森の女
私がまだ恐れを知らない子供だった頃、祖父からこんな話を聞いた。
祖父の住んでいた家は山中の小さな村にあり、街へ出るのも一苦労の辺境であった。周囲にあるものといえば、木々や川や、そうでなければ古びた家屋ばかりで、おおよそ娯楽といえるものはなく、大人たちはみなわざわざ手間をかけて街までおりてゆき、どこそこの飲み屋で酒に呑まれていたそうだ。
そんな辺鄙な場所だが、まだ歯の生え変わったばかりの幼い祖父がそのようなことを承知しているはずもなく、木登りや虫取り、サワガニ取りや水浴びなど、特別不満もなく、ほかの子供たちと騒ぎながら日がな一日遊びふけっていた。
ある日、祖父は虫取りのため山の方へと入っていった。大人たちから禁止されていたが、好奇心と少しのいたずら心が祖父を動かしたのだ。しばらく虫取りに興じていた祖父はいつになく活動的で、家族と山菜採りに来た時でさえ行かなかったような、深い茂みの奥へと分け入っていった。突然、猛烈な風が祖父を襲った。木々はやかましく鳴り出し、直上に構えていた太陽は分厚い雲に覆い隠され、あれほど五月蝿かった蝉の鳴き声は途絶えて、夏だというのにえらく寒気がした。
振り返って見ると、先程までの、踏み潰した草の跡は無く、代わりに——というのも妙な話だが——小さな祠があった。少し遠目からでも分かるほど古びた祠は、祖父が今まで経験したどんな恐怖——例えば雷だとか、父親の拳骨だとか、夜中屋根裏から聞こえてくる足音だとか——よりも恐ろしかった。
逃げなければと、祖父は本能で感じた。しかしまるで誰かに操られているかのように、体は勝手に動き出した。ゆっくりと歩みを進めた祖父は、とうとう祠の前にたどり着いてしまった。
近づいてよく見てみると、祠の中の石像は女体であるようだった。供え物は無く、祠そのものも大分朽ちていたため、おそらく長い間放置されていたのだろうと祖父は結論付けた。おもむろに、腰から提げた小さな鞄から握り飯を一つ取り出すと、それを石像の前に供えた。なぜそんなことをしたのかは分からないらしい。

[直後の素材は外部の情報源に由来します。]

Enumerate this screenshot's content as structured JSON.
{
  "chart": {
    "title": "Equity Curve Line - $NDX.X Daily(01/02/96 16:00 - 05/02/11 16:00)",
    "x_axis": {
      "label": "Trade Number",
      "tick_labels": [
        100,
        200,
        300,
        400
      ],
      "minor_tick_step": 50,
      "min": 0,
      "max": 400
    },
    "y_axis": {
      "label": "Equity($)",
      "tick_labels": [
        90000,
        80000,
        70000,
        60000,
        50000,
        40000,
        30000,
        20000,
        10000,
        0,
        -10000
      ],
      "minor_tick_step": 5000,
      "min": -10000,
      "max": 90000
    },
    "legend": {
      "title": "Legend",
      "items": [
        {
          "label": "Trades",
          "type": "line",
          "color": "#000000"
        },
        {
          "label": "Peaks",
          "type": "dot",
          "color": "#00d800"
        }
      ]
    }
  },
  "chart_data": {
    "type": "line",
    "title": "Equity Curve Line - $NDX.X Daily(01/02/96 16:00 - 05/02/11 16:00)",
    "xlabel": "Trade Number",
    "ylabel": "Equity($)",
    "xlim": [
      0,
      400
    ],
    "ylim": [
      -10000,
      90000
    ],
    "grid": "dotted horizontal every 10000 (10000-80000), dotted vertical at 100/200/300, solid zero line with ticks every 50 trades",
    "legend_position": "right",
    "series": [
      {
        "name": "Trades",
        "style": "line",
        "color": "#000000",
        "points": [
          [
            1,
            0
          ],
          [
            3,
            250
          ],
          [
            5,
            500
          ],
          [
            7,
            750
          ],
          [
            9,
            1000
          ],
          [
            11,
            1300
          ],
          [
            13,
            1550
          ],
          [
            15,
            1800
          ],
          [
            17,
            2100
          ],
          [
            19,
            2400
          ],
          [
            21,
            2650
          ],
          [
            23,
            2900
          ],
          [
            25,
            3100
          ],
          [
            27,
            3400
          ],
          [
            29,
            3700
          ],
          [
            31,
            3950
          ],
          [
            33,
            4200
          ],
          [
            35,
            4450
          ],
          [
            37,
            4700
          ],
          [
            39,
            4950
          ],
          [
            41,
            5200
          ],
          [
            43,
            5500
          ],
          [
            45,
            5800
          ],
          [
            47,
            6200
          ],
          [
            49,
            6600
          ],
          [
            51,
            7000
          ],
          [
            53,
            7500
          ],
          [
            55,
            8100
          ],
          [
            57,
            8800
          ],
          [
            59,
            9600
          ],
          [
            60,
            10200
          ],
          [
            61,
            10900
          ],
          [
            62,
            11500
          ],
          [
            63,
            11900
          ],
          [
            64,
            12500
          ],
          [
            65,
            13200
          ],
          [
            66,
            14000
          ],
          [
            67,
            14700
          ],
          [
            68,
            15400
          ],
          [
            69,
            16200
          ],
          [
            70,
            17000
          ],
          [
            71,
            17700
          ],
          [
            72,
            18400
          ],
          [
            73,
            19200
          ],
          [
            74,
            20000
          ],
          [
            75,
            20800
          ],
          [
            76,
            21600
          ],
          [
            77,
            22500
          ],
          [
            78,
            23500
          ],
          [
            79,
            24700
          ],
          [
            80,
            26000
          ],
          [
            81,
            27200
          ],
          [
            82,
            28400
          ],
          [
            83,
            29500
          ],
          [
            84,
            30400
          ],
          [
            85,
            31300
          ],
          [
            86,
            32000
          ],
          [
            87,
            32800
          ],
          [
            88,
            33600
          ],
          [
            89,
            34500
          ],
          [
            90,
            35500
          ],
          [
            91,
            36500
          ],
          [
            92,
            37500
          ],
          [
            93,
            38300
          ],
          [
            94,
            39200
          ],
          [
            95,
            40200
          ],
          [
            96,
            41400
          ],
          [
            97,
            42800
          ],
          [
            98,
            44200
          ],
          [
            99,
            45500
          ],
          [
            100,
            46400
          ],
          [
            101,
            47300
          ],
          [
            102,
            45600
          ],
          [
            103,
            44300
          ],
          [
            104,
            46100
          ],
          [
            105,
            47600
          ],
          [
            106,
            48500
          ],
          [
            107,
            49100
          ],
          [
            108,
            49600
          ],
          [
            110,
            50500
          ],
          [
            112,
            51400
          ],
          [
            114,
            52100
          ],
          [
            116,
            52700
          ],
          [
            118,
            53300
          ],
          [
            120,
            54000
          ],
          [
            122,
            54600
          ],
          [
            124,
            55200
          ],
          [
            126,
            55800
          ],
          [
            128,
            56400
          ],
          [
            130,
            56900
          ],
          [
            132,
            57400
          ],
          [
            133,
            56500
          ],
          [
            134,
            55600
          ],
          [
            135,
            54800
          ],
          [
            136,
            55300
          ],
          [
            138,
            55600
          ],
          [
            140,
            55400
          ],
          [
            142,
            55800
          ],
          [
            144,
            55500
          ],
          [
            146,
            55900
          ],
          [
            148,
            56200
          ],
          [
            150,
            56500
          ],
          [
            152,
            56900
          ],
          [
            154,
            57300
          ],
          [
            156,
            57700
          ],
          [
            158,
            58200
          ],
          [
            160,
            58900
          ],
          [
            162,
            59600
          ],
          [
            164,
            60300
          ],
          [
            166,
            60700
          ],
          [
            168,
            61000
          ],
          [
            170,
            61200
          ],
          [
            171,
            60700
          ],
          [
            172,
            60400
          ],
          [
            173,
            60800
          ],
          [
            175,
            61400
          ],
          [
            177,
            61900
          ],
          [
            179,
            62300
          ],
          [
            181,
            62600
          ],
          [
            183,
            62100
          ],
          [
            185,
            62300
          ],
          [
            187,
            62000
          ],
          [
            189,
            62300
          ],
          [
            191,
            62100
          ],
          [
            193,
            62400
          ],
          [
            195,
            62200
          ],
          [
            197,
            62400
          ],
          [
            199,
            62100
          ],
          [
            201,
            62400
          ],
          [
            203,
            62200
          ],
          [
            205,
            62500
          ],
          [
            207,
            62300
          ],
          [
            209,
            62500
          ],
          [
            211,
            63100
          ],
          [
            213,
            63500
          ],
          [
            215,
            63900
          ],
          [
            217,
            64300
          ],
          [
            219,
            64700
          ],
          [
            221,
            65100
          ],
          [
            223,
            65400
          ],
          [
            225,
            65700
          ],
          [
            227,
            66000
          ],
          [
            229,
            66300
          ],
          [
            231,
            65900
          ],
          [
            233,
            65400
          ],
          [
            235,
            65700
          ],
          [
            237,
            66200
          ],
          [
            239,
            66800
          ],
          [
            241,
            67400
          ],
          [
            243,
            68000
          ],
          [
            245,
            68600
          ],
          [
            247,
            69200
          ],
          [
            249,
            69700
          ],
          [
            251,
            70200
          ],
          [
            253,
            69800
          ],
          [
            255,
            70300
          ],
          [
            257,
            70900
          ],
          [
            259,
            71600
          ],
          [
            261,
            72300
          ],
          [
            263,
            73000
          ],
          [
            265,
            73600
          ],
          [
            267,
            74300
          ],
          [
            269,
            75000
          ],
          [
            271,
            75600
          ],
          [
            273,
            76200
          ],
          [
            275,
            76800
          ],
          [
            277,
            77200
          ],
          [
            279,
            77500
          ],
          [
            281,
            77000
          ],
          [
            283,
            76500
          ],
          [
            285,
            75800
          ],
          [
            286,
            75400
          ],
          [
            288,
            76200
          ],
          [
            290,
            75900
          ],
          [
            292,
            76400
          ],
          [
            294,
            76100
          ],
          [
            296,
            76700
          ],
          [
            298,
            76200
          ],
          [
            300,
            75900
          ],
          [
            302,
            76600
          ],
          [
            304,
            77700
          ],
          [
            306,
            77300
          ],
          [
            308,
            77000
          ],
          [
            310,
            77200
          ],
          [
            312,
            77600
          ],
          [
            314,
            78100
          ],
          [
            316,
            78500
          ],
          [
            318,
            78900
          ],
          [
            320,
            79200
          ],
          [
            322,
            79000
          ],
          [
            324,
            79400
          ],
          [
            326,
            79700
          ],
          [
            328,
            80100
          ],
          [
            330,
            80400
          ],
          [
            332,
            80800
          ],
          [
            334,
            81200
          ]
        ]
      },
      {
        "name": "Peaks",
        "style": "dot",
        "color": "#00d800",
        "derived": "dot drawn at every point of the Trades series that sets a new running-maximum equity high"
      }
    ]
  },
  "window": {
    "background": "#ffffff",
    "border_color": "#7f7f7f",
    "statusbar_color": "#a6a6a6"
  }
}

祠の向こう側の、薄暗い茂みから音が聞こえてきたのはそんなおりだった。現れたのは、病人のように真っ白な顔の、見かけ普通の女性であった。姉ほど若くはないが、母ほど老けてはいない。
女は祖父を凝視していたが、不意に目をそらすと、供えられた握り飯を手に取り、あろうことかそれを食べ始めた。手についた米粒までねぶりとった女は、足がすくんで動けない祖父のもとまで、山を歩くには不釣り合いな和服と下駄を身につけていながらもすらすらと歩いてきた。
祖父の目の前で立ち止まり、虫かごに手を伸ばす女。かごから虫を全て取り出すと、ひとまとめにして口の中へと押し込んだ。顔色一つ変えずに虫を咀嚼する様は、到底人間とは似ても似つかぬ姿であったそうだ。
その後女は満足した——したかどうかは定かではないが——のか、元きた道へと帰っていった。祖父は一連のおぞましい出来事の間身じろぎ一つ出来なかった。不思議で、不気味なことに、祖父はその蛇のような女に見蕩れていたのだ。
糸の切れた人形のように崩れ落ち、深い眠りの中にいた祖父を目覚めさせたのは、村の若衆の一人だった。起きるなりしこたま叱り飛ばされた祖父は、これまた不思議なことに、件の奇妙な化生のことをすっかり忘れてしまっていた。思い出したのは私に話を聞かせてくれたまさにその日だったらしい。
一週間後、祖父は亡くなった。外傷は無く病気でもない、魂だけを抜かれたように。
話はこれで終わりではない。祖父の遺体は、寝ずの番をしていた兄が便所へいっている間に忽然と姿を消してしまったのだ。直前まで身に着けていた白装束を残して。——ところで君は、兄が咀嚼音のようなものを聞いた、と私が言ったら、出来すぎた話だと笑うかい?